Trumps politische Kehrtwende

Lodernde Feuer, allüberall. Und mittendrin ein US-Präsident, der im Wahlkampf und überhaupt „America first“ auf seine Fahnen und Basecaps geschrieben hatte. Das galt als Absage an globale Diplomatie und Interventionen, als neuer Isolationismus. Jetzt pendelt Trump zwischen seiner Rolle als Friedensstifter und Krisenentschärfer. Das ist eine in atemberaubender Geschwindigkeit vollzogene politische Kehrtwende.

Spürt Trump plötzlich eine Art globale Verantwortung? Werden die USA unter seiner Führung zu jenem Weltpolizisten, den viele Amerikaner – Linke wie Rechte – stets abgelehnt haben?

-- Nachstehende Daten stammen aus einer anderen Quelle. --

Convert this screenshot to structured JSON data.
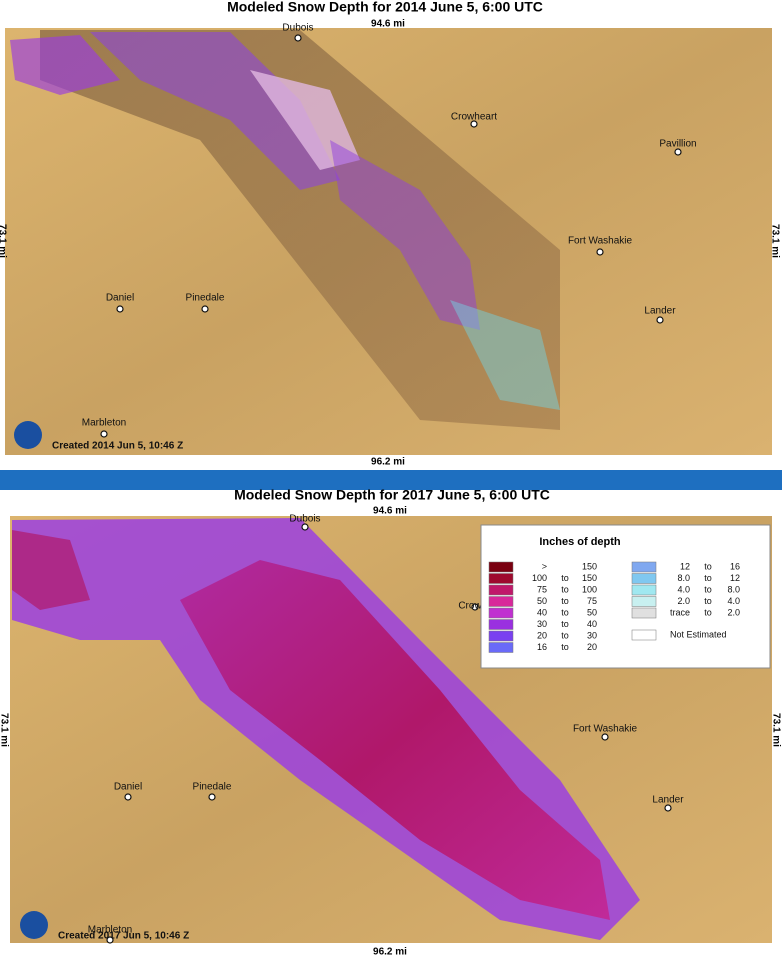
{
  "panels": [
    {
      "title": "Modeled Snow Depth for 2014 June 5, 6:00 UTC",
      "top_distance": "94.6 mi",
      "bottom_distance": "96.2 mi",
      "side_distance": "73.1 mi",
      "created": "Created 2014 Jun 5, 10:46 Z",
      "towns": [
        "Dubois",
        "Crowheart",
        "Pavillion",
        "Fort Washakie",
        "Lander",
        "Daniel",
        "Pinedale",
        "Marbleton"
      ]
    },
    {
      "title": "Modeled Snow Depth for 2017 June 5, 6:00 UTC",
      "top_distance": "94.6 mi",
      "bottom_distance": "96.2 mi",
      "side_distance": "73.1 mi",
      "created": "Created 2017 Jun 5, 10:46 Z",
      "towns": [
        "Dubois",
        "Crow",
        "Fort Washakie",
        "Lander",
        "Daniel",
        "Pinedale",
        "Marbleton"
      ]
    }
  ],
  "legend": {
    "title": "Inches of depth",
    "left": [
      {
        "low": ">",
        "high": "150",
        "color": "#7a0010"
      },
      {
        "low": "100",
        "sep": "to",
        "high": "150",
        "color": "#9e0a2e"
      },
      {
        "low": "75",
        "sep": "to",
        "high": "100",
        "color": "#c0186a"
      },
      {
        "low": "50",
        "sep": "to",
        "high": "75",
        "color": "#d8289a"
      },
      {
        "low": "40",
        "sep": "to",
        "high": "50",
        "color": "#c030d0"
      },
      {
        "low": "30",
        "sep": "to",
        "high": "40",
        "color": "#9a30e0"
      },
      {
        "low": "20",
        "sep": "to",
        "high": "30",
        "color": "#7a40f0"
      },
      {
        "low": "16",
        "sep": "to",
        "high": "20",
        "color": "#6a6af8"
      }
    ],
    "right": [
      {
        "low": "12",
        "sep": "to",
        "high": "16",
        "color": "#80a8f0"
      },
      {
        "low": "8.0",
        "sep": "to",
        "high": "12",
        "color": "#80c8f0"
      },
      {
        "low": "4.0",
        "sep": "to",
        "high": "8.0",
        "color": "#a0e8f0"
      },
      {
        "low": "2.0",
        "sep": "to",
        "high": "4.0",
        "color": "#c8f0f0"
      },
      {
        "low": "trace",
        "sep": "to",
        "high": "2.0",
        "color": "#e0e0e0"
      }
    ],
    "not_estimated": "Not Estimated"
  }
}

Das wäre zumindest überraschend.

Malte Lehming

Mit seiner „America first“-Doktrin inszenierte sich Trump in seiner ersten Präsidentschaft als Isolationist par excellence. Er zog sich aus dem Pariser Klimaabkommen und diversen anderen internationalen Verträgen zurück, stieg aus dem Atomabkommen mit dem Iran aus, begann Handelskriege, brüskierte die Nato.

Und jetzt? Spürt Trump plötzlich eine Art globale Verantwortung? Werden die USA unter seiner Führung zu jenem Weltpolizisten, den viele Amerikaner – Linke wie Rechte – stets abgelehnt haben? Das wäre zumindest überraschend.

Ein 400 Millionen Dollar teurer Jumbo-Luxus-Jet

Mit Humanität hätte das freilich nichts zu tun. In Trumps erster Amtszeit, Anfang Oktober 2018, wurde der saudi-arabische Dissident und Kolumnist der „Washington Post“, Jamal Khashoggi, in Istanbul auf Befehl von Kronprinz Mohammed bin Salman brutal ermordet. Sein Leichnam wurde mit einer Säge zerstückelt.

Der Kronprinz ist bis heute ein enger Freund von Trumps Schwiegersohn Jared Kushner. „Ich glaube, wir mögen einander sehr“, sagte Trump bei seinem Besuch nun über sein Verhältnis zum Kronprinzen.

Das Emirat Katar wiederum unterstützt muslimische Terrororganisationen und beherbergt die Führung der Hamas. Ein Thema für Trump? Jedenfalls nicht vor laufenden Kameras. Für Schlagzeilen sorgte stattdessen ein Geschenk der katarischen Königsfamilie: ein 400 Millionen Dollar teurer Jumbo-Luxus-Jet.

Der Late-Night-Talker Jon Stewart kommentierte das in seiner „Daily Show“ so: Trump lässt sich einen 400-Millionen-Jet von jenen Leuten schenken, die er – wären sie Studenten an der Columbia University – aus den USA abschieben würde.

Seine erste Auslandsreise in seiner zweiten Amtszeit führte den US-Präsidenten nicht etwa nach Europa, sondern in die Krisenregion Nahost. Trump braucht die Unterstützung arabischer Staaten, wenn er Fortschritte erzielen will, um die Brandherde Iran und Gaza zu entschärfen.

Ob ihm das gelingt, ist offen. Zweifel sind angebracht. Aber dass er es versucht, spricht für ihn. „America first“ scheint nicht mehr im Zentrum von Trumps Politik zu stehen. Das lässt hoffen, jedenfalls ein bisschen.